Peoria conservative Gary McCullough argues that Gov. J.B. Pritzker’s progressive income tax proposal comes off more as a sales pitch than a long-term solution to the state's fiscal crisis.
“It’s just something for his base, something to make it look like he’s taxing the rich that need to be taxed,” McCullough told the Peoria Standard. “The amount of revenue generated from this tax is nearly negligible. It’s all just to attract more votes.”
With Pritzker’s Office of Management and Budget recently releasing projections warning that the state’s unpaid debt load could top $19 billion by 2024 without finding a way to generate significant revenue, the governor has been heavily promoting his progressive tax plan as the answer. McCullough remains among the many who are simply not sold on the idea.
Illinois Gov. J.B. Pritzker
“If you’re going to keep talking about taxes being the way forward from all this debt, the only way to generate that kind of revenue is to tax everyone,” he said. “When it comes to millionaires, there aren’t that many of them.”

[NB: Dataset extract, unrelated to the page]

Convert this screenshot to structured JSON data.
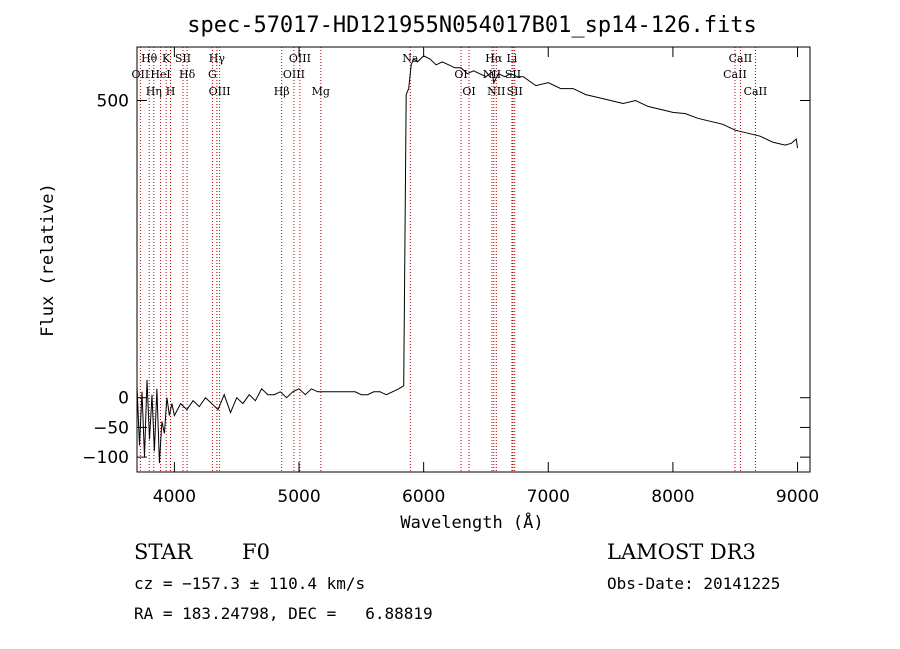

In McCullough’s mind, it is well past time that lawmakers begin reining in the state's excessive spending to help stop the bleeding.
“It goes back to how much we spend,” McCullough said. “To me, trimming the spending is the only way to keep property taxes from rising even more. [Democrats] refuse to do that. It’s like they must have spending. It generates votes for them and is just another argument for term limits.”
Pritzker’s progressive income tax proposal is set to appear on the 2020 ballot in the form of a referendum question. Between now and then, McCullough says he’s hoping as many taxpayers as possible will come to realize what they’re really being asked to do.
“It’s just a way to charge more people more taxes,” he said. “At some point, if you make the tax permanent, sooner or later more people are going to attain the threshold that’s set.”